Ha scelto invece di portarsi tutti i suoi giovanissimi surfisti da Venice Beach Eli Russell Linnetz, che ha immaginato di atterrare a Pitti il 15 giugno del 2176 con una delegazione di ambasciatori post apocalittici per la sua prima sfilata dal vivo (lo scorso anno aveva però collaborato con Dior Men per la collezione Resort 2023). Il designer trentenne, anche lui “scoperto” a suo modo dall’immancabile Kanye West, ha una sua community di riferimento e con il suo marchio ERL sembra essere uno delle poche, genuine, voci dello streetwear: la sfilata non è probabilmente il suo mezzo espressivo d’elezione, ma se non altro ha saputo creare un momento di freschezza con una – voglio pensare – buona dose di ironia.

Intanto in questi giorni di cose interessanti ne sono successe, dallo show del Polimoda, dove hanno sfilato le collezioni dei migliori allievi di Fashion Design, fino all’inaugurazione di Gucci Visions al Gucci Garden, anch’essa una celebrazione del marchio in attesa del debutto di Sabato De Sarno a settembre. Ha infine riaperto il Museo della Moda e del Costume di Palazzo Pitti, con una mostra intitolata Germana Marucelli (1905-1983).
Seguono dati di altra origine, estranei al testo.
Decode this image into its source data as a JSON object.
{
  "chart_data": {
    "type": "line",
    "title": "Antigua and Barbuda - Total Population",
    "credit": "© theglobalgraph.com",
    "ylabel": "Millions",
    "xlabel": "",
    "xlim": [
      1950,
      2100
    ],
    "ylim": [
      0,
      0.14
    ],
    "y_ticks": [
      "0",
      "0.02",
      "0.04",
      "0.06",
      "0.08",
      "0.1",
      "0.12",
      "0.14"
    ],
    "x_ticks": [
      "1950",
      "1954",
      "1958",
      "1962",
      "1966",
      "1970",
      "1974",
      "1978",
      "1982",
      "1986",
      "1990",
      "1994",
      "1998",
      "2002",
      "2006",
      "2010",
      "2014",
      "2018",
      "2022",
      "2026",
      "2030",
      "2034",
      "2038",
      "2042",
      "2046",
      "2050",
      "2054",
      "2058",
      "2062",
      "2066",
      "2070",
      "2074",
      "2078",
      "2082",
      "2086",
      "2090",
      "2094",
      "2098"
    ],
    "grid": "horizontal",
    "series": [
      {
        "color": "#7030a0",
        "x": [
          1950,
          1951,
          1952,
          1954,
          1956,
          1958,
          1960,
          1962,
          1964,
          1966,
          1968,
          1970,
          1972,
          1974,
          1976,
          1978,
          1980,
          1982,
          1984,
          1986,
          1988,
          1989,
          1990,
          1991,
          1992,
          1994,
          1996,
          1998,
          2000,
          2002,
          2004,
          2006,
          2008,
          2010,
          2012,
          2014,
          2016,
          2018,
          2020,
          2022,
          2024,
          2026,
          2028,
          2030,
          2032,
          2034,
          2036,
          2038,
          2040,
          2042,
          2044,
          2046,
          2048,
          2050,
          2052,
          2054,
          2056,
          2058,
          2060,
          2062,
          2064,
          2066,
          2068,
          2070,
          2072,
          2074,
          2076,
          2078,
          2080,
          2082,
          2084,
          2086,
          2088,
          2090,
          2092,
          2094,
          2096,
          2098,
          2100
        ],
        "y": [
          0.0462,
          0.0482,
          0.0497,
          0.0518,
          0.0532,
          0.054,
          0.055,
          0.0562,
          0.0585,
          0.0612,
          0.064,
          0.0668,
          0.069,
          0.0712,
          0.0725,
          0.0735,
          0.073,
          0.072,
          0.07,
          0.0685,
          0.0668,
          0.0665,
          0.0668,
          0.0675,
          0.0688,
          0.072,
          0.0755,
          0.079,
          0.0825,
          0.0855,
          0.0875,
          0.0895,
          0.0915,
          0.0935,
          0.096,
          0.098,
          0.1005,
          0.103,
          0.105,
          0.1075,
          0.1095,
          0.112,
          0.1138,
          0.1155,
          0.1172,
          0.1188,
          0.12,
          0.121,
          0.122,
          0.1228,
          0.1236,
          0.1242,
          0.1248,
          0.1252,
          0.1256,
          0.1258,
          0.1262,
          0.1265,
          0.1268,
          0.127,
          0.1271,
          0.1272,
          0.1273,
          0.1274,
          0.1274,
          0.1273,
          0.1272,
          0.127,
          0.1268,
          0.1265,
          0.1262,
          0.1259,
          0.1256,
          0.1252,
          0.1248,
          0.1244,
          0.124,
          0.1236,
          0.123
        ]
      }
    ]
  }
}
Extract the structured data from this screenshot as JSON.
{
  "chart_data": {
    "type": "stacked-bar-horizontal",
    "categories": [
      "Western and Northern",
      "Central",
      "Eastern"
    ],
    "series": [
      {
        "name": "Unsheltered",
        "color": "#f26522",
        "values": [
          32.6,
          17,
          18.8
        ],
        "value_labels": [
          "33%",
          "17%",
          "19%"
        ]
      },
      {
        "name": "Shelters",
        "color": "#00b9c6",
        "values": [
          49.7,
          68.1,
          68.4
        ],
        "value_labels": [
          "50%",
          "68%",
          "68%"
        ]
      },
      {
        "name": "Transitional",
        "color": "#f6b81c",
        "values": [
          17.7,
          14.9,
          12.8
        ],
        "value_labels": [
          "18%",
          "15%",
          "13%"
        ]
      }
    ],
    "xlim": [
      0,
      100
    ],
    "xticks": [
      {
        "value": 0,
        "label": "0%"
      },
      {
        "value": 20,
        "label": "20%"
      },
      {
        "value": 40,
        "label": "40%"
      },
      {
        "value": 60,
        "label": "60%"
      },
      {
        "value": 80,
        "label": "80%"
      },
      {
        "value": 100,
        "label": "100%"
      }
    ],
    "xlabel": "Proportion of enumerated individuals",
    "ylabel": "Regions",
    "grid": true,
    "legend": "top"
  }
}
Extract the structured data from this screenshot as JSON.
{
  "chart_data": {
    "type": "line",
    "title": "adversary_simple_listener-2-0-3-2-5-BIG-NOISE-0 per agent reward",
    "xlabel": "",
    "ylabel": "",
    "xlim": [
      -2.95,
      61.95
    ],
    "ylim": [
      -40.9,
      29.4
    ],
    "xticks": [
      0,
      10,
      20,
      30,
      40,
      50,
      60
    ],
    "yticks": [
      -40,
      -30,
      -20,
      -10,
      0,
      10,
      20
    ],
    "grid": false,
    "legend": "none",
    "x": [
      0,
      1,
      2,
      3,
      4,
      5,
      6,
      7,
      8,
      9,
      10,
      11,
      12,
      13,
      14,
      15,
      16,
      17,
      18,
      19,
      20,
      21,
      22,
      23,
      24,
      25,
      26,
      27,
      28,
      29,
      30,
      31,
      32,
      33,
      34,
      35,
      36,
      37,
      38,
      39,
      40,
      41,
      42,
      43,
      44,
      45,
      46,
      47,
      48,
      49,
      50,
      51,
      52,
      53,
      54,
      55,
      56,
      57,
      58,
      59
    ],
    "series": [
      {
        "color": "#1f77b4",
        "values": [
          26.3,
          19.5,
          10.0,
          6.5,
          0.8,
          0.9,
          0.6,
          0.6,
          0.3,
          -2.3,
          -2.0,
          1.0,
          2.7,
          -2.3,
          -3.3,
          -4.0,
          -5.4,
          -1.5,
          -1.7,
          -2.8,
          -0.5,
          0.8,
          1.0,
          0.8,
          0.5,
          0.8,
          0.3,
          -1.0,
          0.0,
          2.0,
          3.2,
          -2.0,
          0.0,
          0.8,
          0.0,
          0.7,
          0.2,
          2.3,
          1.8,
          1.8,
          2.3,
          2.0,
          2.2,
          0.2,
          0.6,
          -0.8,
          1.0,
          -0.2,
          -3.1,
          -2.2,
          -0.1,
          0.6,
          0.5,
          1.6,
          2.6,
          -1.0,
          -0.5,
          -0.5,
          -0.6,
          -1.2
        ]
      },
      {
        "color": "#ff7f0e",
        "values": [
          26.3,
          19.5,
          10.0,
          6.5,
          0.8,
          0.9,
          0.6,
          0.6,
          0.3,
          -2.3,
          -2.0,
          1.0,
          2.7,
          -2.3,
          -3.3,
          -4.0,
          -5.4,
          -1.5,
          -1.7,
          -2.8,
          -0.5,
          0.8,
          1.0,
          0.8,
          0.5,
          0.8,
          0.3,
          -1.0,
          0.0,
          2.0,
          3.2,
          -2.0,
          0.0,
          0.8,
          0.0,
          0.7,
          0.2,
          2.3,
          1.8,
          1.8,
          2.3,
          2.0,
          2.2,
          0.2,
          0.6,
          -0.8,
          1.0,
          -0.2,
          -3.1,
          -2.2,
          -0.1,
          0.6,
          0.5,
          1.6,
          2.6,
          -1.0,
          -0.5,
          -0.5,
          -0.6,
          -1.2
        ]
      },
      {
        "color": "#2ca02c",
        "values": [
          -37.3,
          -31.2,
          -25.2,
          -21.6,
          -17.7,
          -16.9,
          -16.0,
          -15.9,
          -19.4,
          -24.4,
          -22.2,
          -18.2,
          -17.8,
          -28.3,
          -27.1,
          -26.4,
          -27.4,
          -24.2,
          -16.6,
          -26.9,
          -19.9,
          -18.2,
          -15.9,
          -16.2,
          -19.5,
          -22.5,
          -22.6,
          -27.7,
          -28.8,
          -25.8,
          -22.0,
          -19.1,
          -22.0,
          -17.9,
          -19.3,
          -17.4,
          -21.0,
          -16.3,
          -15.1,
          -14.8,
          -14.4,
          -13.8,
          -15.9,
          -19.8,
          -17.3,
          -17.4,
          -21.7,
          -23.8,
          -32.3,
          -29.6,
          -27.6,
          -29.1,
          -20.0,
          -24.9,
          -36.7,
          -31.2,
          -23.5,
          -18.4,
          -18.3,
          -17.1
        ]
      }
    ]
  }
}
Una visionaria alle origini del Made in Italy, che fino al 24 settembre si propone di raccontare una delle figure fondamentali del made in Italy, definita «sarta intellettuale» da Fernanda Pivano e «interprete rara di poesia» da Giuseppe Ungaretti. Organizzata dalle Gallerie degli Uffizi in collaborazione con l’Associazione Germana Marucelli e curata da Silvia Casagrande e Vanessa Gavioli, la retrospettiva annovera circa centocinquanta abiti che ricostruiscono un percorso a ritroso, dagli anni Quaranta agli anni Ottanta, in conversazione con le opere d’arte e i gioielli di artisti italiani con i quali Marucelli ha collaborato, come Paolo Scheggi, Pietro Gentili e Getulio Alviani. In mostra vengono perciò ricreati gli ambienti sia del salotto culturale della stilista, fulcro della sua attività negli anni Quaranta e Cinquanta (e frequentato da poeti, artisti e intellettuali come Giuseppe Ungaretti, Eugenio Montale e Salvatore Quasimodo, Gillo Dorfles, Lucio Fontana, Massimo Campigli, Francesco Messina, Bruno Munari, Ettore Sottsass, Giò Ponti, e il filosofo Dino Formaggio) sia dell’atelier progettato per lei da Paolo Scheggi nel 1964, così da consentire al visitatore di entrare direttamente nel luogo e nel momento storico in cui si faceva la moda italiana. Una lezione che ci è, evidentemente, utile ancora oggi.